Are you looking for something so hard, something you believe you lack, something which will complete you? Stop your search. Instead, look within. The true secret is that you have everything inside; what you need and even what you do not. The secret’s secret is not to know or understand the secret, but to be.

After the becoming, you will witness the beauty and horror of all things—that the higher place you once wanted is within. You will inhabit a fragile plane, one that must be guarded vigilantly. Focus, rigidity, consistency are essential, yet freedom, playfulness and irrationality are as well. Higher realms exist within a paradox, and after the becoming, you will exhibit such paradoxical characteristics. It is a transitory state—one which may be extraordinarily difficult to maintain.

All things are the same. There is a difference only through perspective; nothing exists separately. Even words like other and another have no meaning. Everything is Nothing; Nothing is Everything. A neutral view allows harmony to blossom. The point of this higher plane, and perhaps the path to maintain it indefinitely, is to share. Others(!) must learn of what you are, but teaching and transferring the actuality remains a challenge.

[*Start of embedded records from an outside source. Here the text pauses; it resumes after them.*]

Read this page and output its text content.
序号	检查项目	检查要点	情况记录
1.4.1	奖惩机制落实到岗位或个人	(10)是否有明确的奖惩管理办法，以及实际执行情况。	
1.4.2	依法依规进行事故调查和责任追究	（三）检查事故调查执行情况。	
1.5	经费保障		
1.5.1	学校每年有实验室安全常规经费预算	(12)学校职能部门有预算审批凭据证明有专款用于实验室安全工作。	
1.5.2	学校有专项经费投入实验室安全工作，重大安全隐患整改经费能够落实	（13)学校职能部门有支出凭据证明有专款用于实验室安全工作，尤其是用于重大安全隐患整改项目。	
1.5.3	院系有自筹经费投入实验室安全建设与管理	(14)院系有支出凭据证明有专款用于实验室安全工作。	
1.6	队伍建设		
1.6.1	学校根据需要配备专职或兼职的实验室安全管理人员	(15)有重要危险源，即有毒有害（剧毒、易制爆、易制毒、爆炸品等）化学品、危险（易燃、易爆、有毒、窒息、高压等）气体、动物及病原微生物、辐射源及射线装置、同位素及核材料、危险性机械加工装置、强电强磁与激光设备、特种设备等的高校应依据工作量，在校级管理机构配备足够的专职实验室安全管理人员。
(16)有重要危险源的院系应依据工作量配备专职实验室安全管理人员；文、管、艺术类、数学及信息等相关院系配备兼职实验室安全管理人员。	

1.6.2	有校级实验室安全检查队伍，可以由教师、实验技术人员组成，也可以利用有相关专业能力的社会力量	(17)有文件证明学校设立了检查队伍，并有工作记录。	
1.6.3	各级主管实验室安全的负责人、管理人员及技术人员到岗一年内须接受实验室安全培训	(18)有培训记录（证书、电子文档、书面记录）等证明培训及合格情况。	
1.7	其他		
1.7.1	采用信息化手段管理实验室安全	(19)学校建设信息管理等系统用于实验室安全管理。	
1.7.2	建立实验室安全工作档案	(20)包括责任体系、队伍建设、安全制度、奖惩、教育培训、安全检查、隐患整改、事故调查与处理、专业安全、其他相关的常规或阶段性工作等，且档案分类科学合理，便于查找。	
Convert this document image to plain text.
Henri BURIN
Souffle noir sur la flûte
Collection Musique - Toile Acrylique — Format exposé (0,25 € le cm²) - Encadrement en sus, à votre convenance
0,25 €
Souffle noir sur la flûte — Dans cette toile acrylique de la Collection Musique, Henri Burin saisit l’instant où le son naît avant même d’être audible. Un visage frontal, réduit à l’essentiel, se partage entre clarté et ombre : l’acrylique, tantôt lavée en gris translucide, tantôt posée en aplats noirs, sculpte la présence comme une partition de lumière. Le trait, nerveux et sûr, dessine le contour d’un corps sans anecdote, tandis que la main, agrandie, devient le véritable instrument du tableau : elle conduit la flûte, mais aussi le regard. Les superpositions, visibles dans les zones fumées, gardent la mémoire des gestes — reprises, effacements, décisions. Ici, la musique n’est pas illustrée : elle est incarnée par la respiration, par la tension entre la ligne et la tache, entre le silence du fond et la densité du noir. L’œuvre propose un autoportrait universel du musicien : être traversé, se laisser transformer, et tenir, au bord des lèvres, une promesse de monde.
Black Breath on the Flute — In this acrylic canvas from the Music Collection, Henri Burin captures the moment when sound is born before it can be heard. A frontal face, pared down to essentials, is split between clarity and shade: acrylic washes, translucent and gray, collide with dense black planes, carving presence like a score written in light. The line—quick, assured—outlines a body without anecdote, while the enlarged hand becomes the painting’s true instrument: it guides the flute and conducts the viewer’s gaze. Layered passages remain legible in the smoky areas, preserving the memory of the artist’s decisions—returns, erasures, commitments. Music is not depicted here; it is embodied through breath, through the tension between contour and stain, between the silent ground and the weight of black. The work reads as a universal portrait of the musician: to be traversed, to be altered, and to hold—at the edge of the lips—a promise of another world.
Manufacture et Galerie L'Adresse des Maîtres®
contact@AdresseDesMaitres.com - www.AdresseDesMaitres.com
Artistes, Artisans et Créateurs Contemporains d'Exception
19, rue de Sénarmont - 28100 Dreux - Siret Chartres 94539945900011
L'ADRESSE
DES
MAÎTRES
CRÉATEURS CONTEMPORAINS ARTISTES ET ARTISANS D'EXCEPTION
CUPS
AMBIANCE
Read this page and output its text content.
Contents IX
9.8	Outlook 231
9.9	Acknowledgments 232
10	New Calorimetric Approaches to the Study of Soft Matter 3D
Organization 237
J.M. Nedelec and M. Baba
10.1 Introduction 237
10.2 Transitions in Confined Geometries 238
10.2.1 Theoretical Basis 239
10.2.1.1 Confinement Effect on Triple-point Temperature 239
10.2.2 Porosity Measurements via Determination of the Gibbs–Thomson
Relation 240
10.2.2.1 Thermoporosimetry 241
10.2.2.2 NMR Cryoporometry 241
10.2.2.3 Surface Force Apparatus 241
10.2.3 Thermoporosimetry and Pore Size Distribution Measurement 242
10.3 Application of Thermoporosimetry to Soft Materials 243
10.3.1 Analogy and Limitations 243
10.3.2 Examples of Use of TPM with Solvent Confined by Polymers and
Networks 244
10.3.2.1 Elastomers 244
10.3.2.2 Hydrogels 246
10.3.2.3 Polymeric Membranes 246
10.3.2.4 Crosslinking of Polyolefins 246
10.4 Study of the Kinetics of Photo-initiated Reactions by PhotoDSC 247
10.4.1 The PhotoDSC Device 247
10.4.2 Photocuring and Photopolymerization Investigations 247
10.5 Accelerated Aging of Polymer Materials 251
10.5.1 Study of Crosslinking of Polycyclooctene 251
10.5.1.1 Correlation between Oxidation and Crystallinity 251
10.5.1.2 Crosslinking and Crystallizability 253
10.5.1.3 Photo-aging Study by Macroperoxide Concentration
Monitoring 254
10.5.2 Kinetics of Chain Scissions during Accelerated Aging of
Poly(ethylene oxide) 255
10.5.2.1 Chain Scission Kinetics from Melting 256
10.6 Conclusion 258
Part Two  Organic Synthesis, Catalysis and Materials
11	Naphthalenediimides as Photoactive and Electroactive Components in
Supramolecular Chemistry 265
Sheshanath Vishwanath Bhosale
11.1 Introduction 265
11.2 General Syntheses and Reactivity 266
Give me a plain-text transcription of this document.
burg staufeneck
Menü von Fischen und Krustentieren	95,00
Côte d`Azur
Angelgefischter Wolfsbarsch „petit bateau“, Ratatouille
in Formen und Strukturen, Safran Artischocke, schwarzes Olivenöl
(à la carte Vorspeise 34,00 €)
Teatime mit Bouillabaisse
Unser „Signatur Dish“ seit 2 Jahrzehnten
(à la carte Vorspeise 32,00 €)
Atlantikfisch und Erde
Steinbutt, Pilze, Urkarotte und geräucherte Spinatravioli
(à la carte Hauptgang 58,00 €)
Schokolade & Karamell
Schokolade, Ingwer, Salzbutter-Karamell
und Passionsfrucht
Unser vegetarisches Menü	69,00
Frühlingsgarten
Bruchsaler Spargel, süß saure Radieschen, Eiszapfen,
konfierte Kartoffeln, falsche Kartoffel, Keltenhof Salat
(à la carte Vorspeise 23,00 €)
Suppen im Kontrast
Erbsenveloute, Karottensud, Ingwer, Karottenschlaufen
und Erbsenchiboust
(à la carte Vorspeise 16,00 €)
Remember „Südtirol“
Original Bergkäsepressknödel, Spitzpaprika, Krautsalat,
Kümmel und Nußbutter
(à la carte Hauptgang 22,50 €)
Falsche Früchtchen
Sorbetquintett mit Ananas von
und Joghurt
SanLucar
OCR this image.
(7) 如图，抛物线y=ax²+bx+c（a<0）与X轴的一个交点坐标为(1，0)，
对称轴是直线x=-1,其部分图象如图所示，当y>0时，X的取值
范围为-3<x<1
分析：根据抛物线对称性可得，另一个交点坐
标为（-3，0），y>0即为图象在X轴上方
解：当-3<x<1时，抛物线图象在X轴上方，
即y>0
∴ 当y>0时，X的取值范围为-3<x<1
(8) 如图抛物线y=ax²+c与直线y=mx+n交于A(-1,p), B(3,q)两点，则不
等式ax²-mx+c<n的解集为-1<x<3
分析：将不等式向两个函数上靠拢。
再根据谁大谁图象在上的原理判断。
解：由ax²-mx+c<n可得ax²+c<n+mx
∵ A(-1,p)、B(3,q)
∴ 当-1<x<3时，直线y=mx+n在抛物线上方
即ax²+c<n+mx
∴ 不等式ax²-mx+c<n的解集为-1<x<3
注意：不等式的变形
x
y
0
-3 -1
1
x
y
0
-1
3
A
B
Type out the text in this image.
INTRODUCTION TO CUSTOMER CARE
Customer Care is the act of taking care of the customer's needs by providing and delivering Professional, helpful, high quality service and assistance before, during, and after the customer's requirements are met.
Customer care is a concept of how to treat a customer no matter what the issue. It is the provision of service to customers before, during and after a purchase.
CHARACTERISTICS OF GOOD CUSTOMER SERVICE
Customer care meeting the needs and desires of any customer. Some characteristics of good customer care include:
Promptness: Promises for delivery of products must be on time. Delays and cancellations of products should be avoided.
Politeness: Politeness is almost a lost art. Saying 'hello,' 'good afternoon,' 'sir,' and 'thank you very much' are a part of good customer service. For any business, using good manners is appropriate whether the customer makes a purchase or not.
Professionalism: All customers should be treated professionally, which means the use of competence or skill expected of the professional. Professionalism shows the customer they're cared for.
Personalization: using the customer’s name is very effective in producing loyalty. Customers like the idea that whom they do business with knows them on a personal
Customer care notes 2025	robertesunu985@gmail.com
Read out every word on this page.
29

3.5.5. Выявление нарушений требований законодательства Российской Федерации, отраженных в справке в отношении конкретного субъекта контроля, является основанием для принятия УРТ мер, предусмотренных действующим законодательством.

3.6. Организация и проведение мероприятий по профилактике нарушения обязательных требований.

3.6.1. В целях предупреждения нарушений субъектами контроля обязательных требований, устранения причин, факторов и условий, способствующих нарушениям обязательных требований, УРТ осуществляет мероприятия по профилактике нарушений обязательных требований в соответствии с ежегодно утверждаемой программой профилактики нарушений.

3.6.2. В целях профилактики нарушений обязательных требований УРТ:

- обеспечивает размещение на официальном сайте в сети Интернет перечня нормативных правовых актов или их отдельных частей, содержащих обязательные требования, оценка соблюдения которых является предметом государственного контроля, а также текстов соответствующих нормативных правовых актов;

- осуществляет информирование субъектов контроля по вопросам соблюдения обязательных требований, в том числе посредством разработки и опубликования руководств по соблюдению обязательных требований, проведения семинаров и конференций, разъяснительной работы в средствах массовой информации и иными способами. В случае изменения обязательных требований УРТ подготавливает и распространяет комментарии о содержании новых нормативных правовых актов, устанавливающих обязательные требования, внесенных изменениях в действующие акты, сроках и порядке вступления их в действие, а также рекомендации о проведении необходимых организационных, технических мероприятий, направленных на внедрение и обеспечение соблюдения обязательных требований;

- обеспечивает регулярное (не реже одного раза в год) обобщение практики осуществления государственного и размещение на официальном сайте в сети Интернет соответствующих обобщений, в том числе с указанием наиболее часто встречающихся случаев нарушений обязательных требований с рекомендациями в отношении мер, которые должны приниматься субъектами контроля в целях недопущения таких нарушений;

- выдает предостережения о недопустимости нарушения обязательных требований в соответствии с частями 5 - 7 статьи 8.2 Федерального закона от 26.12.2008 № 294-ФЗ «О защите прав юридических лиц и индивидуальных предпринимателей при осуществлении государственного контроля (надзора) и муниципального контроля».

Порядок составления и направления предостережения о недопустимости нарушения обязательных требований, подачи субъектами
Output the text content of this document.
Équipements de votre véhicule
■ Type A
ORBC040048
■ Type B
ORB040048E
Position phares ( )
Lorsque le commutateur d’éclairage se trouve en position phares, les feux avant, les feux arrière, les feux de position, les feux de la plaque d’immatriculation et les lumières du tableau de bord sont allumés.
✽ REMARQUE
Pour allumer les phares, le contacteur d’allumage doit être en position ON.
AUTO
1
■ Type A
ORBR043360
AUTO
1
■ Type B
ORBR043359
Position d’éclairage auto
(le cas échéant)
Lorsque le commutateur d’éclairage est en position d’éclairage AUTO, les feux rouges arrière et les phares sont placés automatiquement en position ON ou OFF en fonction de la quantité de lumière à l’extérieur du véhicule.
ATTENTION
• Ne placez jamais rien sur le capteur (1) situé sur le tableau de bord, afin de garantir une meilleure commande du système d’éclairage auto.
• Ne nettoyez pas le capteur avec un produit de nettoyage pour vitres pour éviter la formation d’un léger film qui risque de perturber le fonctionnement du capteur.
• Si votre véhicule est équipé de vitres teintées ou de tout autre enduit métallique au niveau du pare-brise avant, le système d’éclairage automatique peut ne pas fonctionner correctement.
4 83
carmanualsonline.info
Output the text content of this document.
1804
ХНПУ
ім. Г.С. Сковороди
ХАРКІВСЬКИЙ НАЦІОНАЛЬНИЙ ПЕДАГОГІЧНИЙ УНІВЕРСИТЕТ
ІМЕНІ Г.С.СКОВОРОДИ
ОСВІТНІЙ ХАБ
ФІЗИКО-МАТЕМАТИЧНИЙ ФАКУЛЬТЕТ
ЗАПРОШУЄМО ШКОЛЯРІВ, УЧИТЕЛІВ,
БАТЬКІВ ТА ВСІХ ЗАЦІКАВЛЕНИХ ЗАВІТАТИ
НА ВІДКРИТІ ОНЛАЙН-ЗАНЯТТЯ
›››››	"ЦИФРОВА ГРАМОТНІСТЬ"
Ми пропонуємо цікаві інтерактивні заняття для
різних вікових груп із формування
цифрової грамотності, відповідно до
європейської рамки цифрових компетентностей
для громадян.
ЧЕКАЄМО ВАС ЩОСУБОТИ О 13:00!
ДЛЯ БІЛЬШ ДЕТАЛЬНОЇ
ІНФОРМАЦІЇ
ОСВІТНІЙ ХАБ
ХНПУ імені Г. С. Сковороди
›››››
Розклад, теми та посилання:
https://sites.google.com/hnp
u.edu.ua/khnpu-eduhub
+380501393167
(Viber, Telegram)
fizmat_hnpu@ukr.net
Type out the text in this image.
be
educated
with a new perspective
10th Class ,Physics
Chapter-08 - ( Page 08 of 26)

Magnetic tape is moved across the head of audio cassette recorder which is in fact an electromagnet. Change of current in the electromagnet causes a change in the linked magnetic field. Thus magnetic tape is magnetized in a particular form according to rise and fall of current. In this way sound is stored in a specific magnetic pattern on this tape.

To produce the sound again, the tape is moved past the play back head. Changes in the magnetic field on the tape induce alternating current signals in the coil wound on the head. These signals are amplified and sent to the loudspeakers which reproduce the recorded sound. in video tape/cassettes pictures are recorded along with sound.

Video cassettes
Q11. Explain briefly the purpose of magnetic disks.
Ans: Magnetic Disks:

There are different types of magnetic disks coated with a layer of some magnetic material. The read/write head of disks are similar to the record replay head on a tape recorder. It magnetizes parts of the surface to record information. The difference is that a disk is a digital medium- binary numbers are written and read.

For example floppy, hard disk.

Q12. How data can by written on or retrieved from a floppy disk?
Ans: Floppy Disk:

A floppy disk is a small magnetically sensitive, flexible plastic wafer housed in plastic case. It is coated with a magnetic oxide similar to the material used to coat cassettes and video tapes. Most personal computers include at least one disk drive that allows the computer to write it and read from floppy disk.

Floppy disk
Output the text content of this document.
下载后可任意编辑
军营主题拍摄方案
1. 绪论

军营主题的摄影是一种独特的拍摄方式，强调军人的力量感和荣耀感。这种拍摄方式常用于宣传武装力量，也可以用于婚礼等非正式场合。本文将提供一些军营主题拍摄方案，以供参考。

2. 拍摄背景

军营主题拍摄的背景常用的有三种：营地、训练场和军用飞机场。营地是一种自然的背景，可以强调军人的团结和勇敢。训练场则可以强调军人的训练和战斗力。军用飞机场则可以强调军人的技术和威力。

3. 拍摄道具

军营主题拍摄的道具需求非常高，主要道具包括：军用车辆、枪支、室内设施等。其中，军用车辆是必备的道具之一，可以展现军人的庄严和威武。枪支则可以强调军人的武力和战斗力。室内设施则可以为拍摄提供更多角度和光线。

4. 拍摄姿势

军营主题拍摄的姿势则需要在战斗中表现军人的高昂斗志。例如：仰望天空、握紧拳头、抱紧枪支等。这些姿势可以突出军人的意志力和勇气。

After the becoming, you will not feel afraid of reverting, for reversion is not defeat—reversion is the same as all other things. Inhabiting this higher plane and experiencing the subsequent perception will be lost if you are selfish. It is a scary place to our typically human containers—because you embody all, you feel every extreme simultaneously. They are not continuous, though, as their strength and intensity wane.